Charlie is not thinking ahead because she can't; the situation she has somehow fallen into is simply beyond her understanding. Her parents are ashamed of her. Everything must be kept secret. Her mother left her outside the air terminal. She has never been on a plane before. She cannot even believe she can be pregnant: "Everyone knows you can’t get pregnant the first time."

But Charlie has lost the one option which may have saved her. She has to have the baby. She is sent off to live with a distant cousin. She has the baby. "Here are the two things that she does know at 11:05am. on 26 November. The baby’s gasping cry as it took its first breath. And that it seems to have disappeared leaving no trace of itself other than her torn body."

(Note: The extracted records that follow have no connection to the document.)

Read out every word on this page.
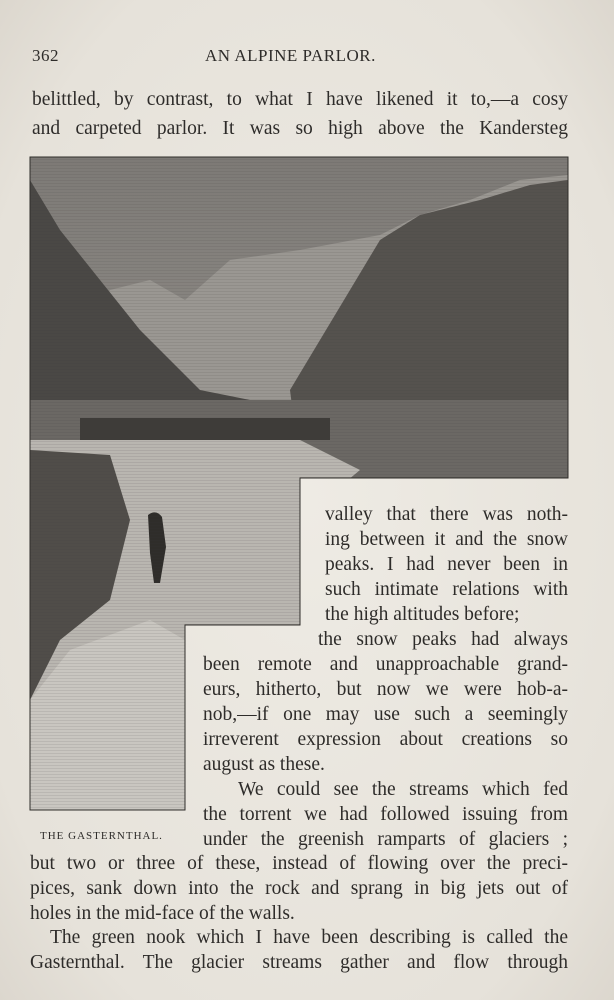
362	AN ALPINE PARLOR.
belittled, by contrast, to what I have likened it to,—a cosy
and carpeted parlor. It was so high above the Kandersteg
valley that there was noth-
ing between it and the snow
peaks. I had never been in
such intimate relations with
the high altitudes before;
the snow peaks had always
been remote and unapproachable grand-
eurs, hitherto, but now we were hob-a-
nob,—if one may use such a seemingly
irreverent expression about creations so
august as these.
We could see the streams which fed
the torrent we had followed issuing from
under the greenish ramparts of glaciers ;
THE GASTERNTHAL.
but two or three of these, instead of flowing over the preci-
pices, sank down into the rock and sprang in big jets out of
holes in the mid-face of the walls.
The green nook which I have been describing is called the
Gasternthal. The glacier streams gather and flow through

But of course, this isn't the end of the story. Orr uses patterns as an underlying motif within the novel such as Charlie’s memories of the spirograph, her favourite childhood toy, to illustrate how a shape, however small, will spiral once begun. Orr deftly moves us to the older adult Charlie, now living with her 18-year-old grandson Tommy, abandoned by the son she gave birth to. That long-ago beginning, that child-woman who left that plane, has spiralled into a present life made static by the scars of shame and secrecy she has carried with her.

She's fiercely protective of Tommy, protective, also of herself. Behind her are relationships, all of them failures; she's so afraid of being abandoned that she's destroyed them.

Much of the novel is partially set during the Covid lockdown. Isolation encourages reflection, and the narrative moves between Charlie’s recollections of what happened to her in 1978 and her present world. There's a strong focus on the power of communication and the danger of  withholding truth. Charlie’s parents can't speak to her about her pregnancy, and her choice of career has been limited by a speaking disorder: "Mid-conversation the disfluency would  crackle like a power surge on a cloudless day; instant, invisible and deadly." It's not until she speaks out her truth, first to her friend Adele and then Tommy, that the spirals of her life begin to flow with more ease.

It's a novel rich in reflection and debate over issues such as addiction, ageing, autism, abortion and euthanasia; should men have a say over abortion; should the government control how we should end our lives? Should we trust logic or emotions? Orr examines how, in our differences and complexities we respond to our world.

Loop Tracks is a remarkable novel, beautifully and sensitively written, which demonstrates how the secrecy of the past may so unfairly encroach on the present. I am left with an image. That child on the plane. Alone, afraid, shamed and powerless.

Loop Tracks by Sue Orr (Victoria University Press, $30) is available in bookstores nationwide.